GATEWAY DRUG becomes gateway answer as I go flying into the fat middle of the grid. I picked up SPRAY-ON TANS not long thereafter, off just the "-PR-," and so I really thought I might make relatively short work of this thing, but then the Saturdayness of it all kicked in. I had no memory of "Batman Returns," so TASED was hard. I had COWER before LOWER (27A: Humble), so LATKE was surprisingly difficult (27D: Holiday pancake). Having a "C" in the initial position, and having "pancake" in the clue, caused me to write in CREPE there! Awful pitfall. No idea about BECCA. Found the PACKED part of PACKED HOUSE really hard to turn up—could not make good sense of "selling out" (32A: Result of selling out). Wanted SCUMS before CRUDS (30D: Disgusting buildups). Thought PONTE ended in an "A" (!?) (24D: ___ Vecchio). So that COWER / LOWER screw-up had cascading repercussions, and the PACKED part of the grid was a real struggle. The most obscure thing to me was AD LITEM. I knew I was dealing with legal Latin, but I just couldn't come up with any plausible Latin noun (in the objective case) to fill the space. Sigh. EDUARD was also obscure to me, but I could at least build a plausible name out of the letters I got from crosses. I literally exclaimed "oh no!" toward the end when I got to [blank]-TESTS (37D: Nonproliferation treaty subjects, in brief), because my experience seeing this clue / answer type (crosswordese going Way back), is that any one of three letters might occupy that first position: A (Atomic), H (Hydrogen), or N (Nuclear). So after an out-loud "oh no!" my brain went into a silent "please be obvious please be obvious please be obvious" prayer, and thankfully DIN was obliging (35A: It's a racket). Speaking of answered prayers, one of my favorite moments of the solve came toward the end, as I was just about to enter my final corner, the southeast. I took one look at 46A: Sugar substitute?, took another look at what I had in the grid (SN-), and then I just threw down the first thing that came to mind: a cutesy and old-fashioned term of affection that made me smile so broadly that I actually said, out loud, "please be right please be right please be right...."
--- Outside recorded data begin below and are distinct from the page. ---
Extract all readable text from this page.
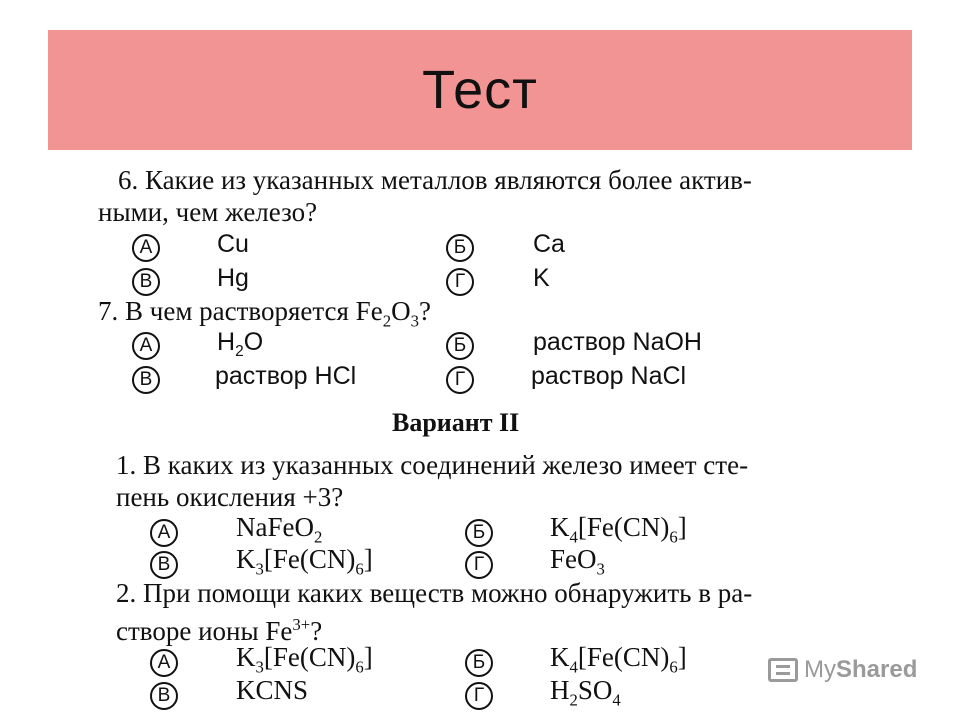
Тест
6. Какие из указанных металлов являются более актив-
ными, чем железо?
А	Cu	Б	Ca
В	Hg	Г	K
7. В чем растворяется $Fe_2O_3$?
А	$H_2O$	Б	раствор NaOH
В	раствор HCl	Г	раствор NaCl
Вариант II
1. В каких из указанных соединений железо имеет сте-
пень окисления +3?
А NaFeO$_2$	Б $K_4[Fe(CN)_6]$
В $K_3[Fe(CN)_6]$	Г	FeO$_3$
2. При помощи каких веществ можно обнаружить в ра-
створе ионы $Fe^{3+}$?
А $K_3[Fe(CN)_6]$	Б $K_4[Fe(CN)_6]$
В KCNS	Г	$H_2SO_4$
MyShared
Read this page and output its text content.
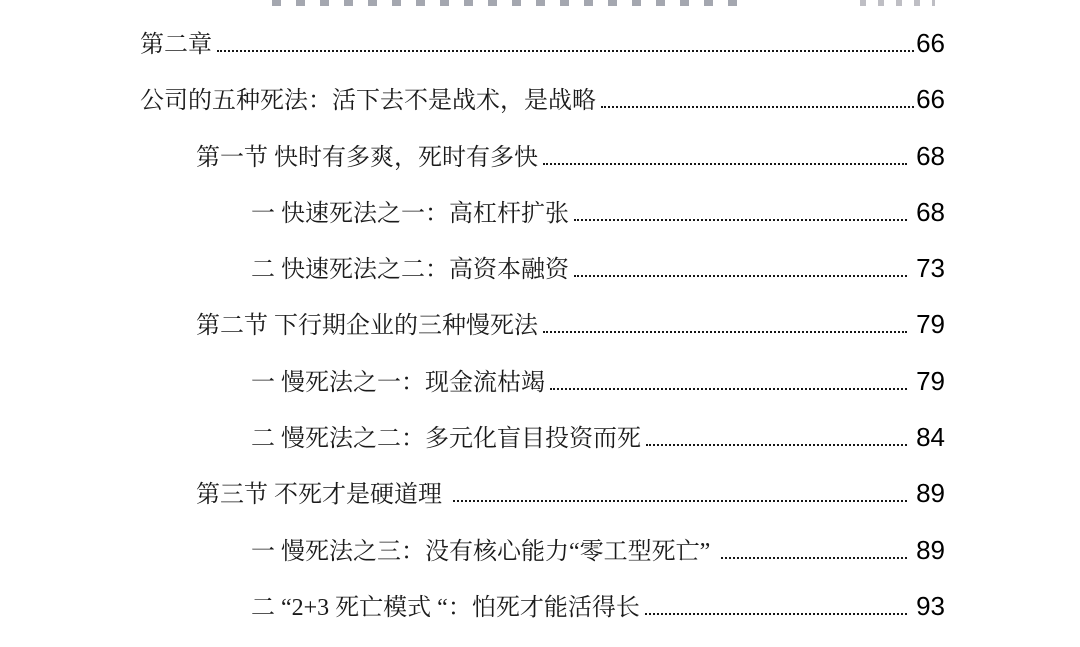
第二章	66
公司的五种死法：活下去不是战术，是战略	66
第一节 快时有多爽，死时有多快	68
一 快速死法之一：高杠杆扩张	68
二 快速死法之二：高资本融资	73
第二节 下行期企业的三种慢死法	79
一 慢死法之一：现金流枯竭	79
二 慢死法之二：多元化盲目投资而死	84
第三节 不死才是硬道理	89
一 慢死法之三：没有核心能力“零工型死亡”	89
二 “2+3 死亡模式 “：怕死才能活得长	93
And it was so. Ask and ye shall receive! Amen.
Explainers:- 25D: Eponym of a lifetime achievement award in fashion since 1984 (BEENE) — That's Geoffrey BEENE
- 1A: Birdie of Broadway's "Bye Bye Birdie" (CONRAD)— I've seen the movie with Ann-Margret but I forgot that the title character's first name was CONRAD. He's the teen idol who gets drafted and then ends up in the middle of a publicity stunt involving his singing a song called "One Last Kiss" on the Ed Sullivan Show, and then actually giving "one last kiss" to some lucky member of his fan club, on air ... you probably know all this. I'm just reminding myself.
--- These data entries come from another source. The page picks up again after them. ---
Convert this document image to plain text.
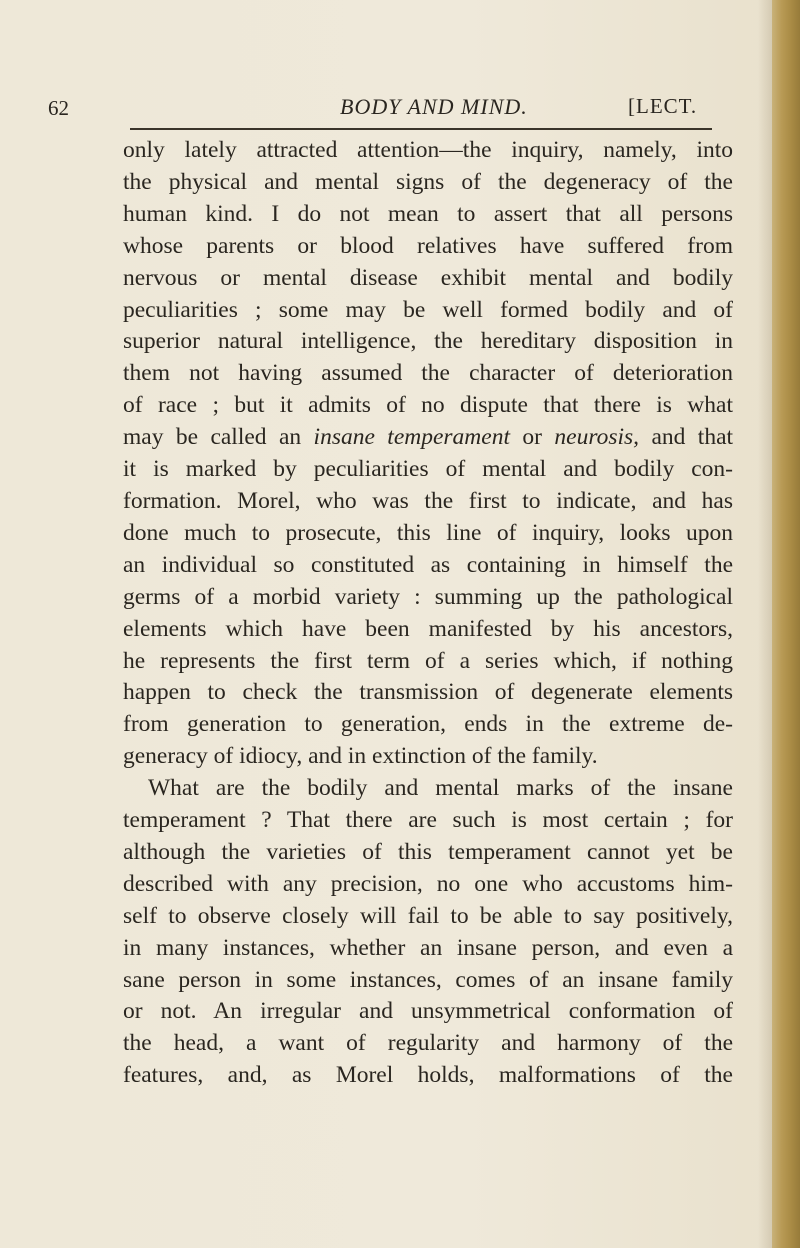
62	BODY AND MIND.	[LECT.
only lately attracted attention—the inquiry, namely, into
the physical and mental signs of the degeneracy of the
human kind. I do not mean to assert that all persons
whose parents or blood relatives have suffered from
nervous or mental disease exhibit mental and bodily
peculiarities ; some may be well formed bodily and of
superior natural intelligence, the hereditary disposition in
them not having assumed the character of deterioration
of race ; but it admits of no dispute that there is what
may be called an insane temperament or neurosis, and that
it is marked by peculiarities of mental and bodily con-
formation. Morel, who was the first to indicate, and has
done much to prosecute, this line of inquiry, looks upon
an individual so constituted as containing in himself the
germs of a morbid variety : summing up the pathological
elements which have been manifested by his ancestors,
he represents the first term of a series which, if nothing
happen to check the transmission of degenerate elements
from generation to generation, ends in the extreme de-
generacy of idiocy, and in extinction of the family.
What are the bodily and mental marks of the insane
temperament ? That there are such is most certain ; for
although the varieties of this temperament cannot yet be
described with any precision, no one who accustoms him-
self to observe closely will fail to be able to say positively,
in many instances, whether an insane person, and even a
sane person in some instances, comes of an insane family
or not. An irregular and unsymmetrical conformation of
the head, a want of regularity and harmony of the
features, and, as Morel holds, malformations of the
- 42A: Sayings attributed to Jesus (LOGIA)— "communications of divine origin"; not to be confused with actor Robert (two-G) LOGGIA, though (speaking of "communications of divine origin") LOGGIA did play Joseph in "The Greatest Story Ever Told":
- 16A: Korean rice dish often served in a hot stone bowl (BIBIMBAP) — got that last vowel right this time! Not "MMMBOP" but "Mmm .. BIBIMBAP!" Hurray, memory!
- 17D: The right one can produce a smile (PARENTHESIS)— think "emoticon" ... the right (not left!!) PARENTHESIS is the smile in the smiley face emoticon :)
- 32D: Like early uncensored Hollywood films (PRE-CODE)— the Hays Code, which went into effect in 1934, severely limited the amount of sex, crime, nudity, etc. you could show on film. PRE-CODE films can seem pretty racy, at times, by Classic Hollywood ('30s-'50s) standards. Always expect to see at least one film clue in KAC's puzzles (he's a film critic for Rolling Stone).